Second Amendment Foundation and Smith & Wesson Partner on Commemorative Revolver
Engraved Model 442 Will Recognize District of Columbia vs. Heller Decision
SPRINGFIELD, Mass. (July, 21, 2008) – The Second Amendment Foundation (SAF) and Smith & Wesson have partnered to create a commemorative revolver designed to recognize the historical significance of the District of Columbia vs. Heller decision and to acknowledge the six original plaintiffs that united to challenge the gun ban in Washington, D.C.
As part of the project, an engraved Smith & Wesson Model 442 revolver will be presented to each of the six plaintiffs – Shelly Parker, Tom Palmer, Gillian St. Lawrence, Tracey Ambeau, George Lyon and Dick Heller – for their key roles in working to protect the Second Amendment right to keep and bear arms. Smith & Wesson will make the commemorative revolver available for consumer purchase in Fall 2008 and will direct a portion of the proceeds to the Second Amendment Foundation to acknowledge the organization’s pivotal role in the Heller case and its ongoing efforts to preserve the Second Amendment rights of U.S. citizens.

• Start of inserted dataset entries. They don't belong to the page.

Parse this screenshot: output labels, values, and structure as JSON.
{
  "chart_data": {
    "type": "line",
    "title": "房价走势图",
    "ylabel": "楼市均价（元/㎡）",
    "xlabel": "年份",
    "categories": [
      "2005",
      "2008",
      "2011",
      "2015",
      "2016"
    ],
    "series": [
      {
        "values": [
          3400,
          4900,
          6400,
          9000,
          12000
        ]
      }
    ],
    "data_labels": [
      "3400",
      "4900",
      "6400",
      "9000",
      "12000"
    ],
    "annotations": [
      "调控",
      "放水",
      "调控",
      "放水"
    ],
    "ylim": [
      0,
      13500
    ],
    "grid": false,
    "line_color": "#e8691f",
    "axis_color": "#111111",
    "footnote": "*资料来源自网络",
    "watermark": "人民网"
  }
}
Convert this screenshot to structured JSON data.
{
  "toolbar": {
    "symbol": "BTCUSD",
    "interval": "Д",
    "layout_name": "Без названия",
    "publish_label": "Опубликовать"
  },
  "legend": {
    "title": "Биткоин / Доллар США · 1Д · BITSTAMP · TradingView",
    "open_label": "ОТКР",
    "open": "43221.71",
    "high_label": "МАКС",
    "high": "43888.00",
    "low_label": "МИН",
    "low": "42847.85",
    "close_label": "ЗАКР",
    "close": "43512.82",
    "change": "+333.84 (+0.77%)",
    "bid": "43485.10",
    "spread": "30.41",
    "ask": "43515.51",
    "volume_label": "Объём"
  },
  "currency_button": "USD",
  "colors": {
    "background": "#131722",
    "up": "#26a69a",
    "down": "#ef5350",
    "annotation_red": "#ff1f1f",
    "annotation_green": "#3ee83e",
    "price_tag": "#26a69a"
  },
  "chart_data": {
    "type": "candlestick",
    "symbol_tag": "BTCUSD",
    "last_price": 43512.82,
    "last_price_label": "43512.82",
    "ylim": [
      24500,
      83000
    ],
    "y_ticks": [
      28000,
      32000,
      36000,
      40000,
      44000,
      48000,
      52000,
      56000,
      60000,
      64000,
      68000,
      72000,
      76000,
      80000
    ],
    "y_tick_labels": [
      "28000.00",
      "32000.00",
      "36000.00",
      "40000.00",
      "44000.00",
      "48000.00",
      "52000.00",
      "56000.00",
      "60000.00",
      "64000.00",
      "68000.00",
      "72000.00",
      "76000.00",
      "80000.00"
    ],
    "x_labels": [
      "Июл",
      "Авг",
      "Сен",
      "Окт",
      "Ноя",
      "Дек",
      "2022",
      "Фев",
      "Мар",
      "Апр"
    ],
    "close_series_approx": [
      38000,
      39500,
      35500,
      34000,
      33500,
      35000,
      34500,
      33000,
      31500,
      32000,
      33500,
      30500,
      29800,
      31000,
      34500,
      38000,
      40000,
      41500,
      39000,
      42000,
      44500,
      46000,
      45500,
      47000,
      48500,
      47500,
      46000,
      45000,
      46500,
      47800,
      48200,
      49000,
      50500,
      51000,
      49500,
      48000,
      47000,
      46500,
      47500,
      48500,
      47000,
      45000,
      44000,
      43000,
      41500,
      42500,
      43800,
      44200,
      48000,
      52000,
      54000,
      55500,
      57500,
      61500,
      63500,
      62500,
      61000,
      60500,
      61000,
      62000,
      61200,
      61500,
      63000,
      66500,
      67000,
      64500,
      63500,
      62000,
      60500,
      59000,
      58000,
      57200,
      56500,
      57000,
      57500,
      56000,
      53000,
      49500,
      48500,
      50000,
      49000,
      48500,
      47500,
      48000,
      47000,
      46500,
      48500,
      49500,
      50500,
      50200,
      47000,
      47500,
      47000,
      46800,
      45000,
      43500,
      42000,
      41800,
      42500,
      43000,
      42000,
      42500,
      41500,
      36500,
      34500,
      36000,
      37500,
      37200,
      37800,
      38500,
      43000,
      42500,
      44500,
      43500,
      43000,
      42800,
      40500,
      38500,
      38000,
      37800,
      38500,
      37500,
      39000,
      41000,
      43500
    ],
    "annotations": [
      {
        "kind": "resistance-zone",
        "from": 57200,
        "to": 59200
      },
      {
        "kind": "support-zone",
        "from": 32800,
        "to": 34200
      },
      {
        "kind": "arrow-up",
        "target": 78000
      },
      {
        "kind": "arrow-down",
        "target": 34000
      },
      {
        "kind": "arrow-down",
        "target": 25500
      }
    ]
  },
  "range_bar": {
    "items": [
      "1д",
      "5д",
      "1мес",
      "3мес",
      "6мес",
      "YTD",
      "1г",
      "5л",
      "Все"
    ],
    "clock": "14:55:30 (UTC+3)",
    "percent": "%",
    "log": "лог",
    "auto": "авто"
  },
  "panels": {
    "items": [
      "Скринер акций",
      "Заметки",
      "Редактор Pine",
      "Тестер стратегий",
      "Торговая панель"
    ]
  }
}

“We are proud to work with Smith & Wesson on this project,” said Alan Gottlieb, founder of the Second Amendment Foundation. “June 26 saw a landmark victory for the Second Amendment, and for all Americans. This is a fitting way to commemorate a significant moment in history, and support future efforts that will continue to strengthen our constitutional rights.”
The Smith & Wesson Model 442 will be laser engraved with an insignia to commemorate the ruling by the Supreme Court. On the right side plate of the revolver, the scale of justice is depicted with the wording “D.C. vs. Heller” across the scale. The balance is in favor of the “Heller” name with the court date of “June 26, 2008” positioned across the top. Underneath the scale, the side plate reads “Second Amendment” and “The right to keep and bear arms” in white lettering.
“We at Smith & Wesson are pleased to honor the six original plaintiffs in the case while at the same time offer to consumers a firearm that will help in the preservation and protection of the Second Amendment,” said Tom Taylor, Vice President of Marketing for Smith & Wesson. “The Second Amendment Foundation has worked diligently on the Heller case along with several other cases in the last two decades by promoting legal scholarship. Their contributions have helped to dramatically change the legal landscape and we are honored to partner with them on this project.”
Would the Boston Herald quote the KKK if there were some similar celebratory event occurring because of a civil rights Supreme Court victory for blacks? If not, then why quote John Rosenthal in this article?
The only conclusion I can come up with is that the Boston Herald has sympathy for the position of those that would deny people a specific enumerated civil right.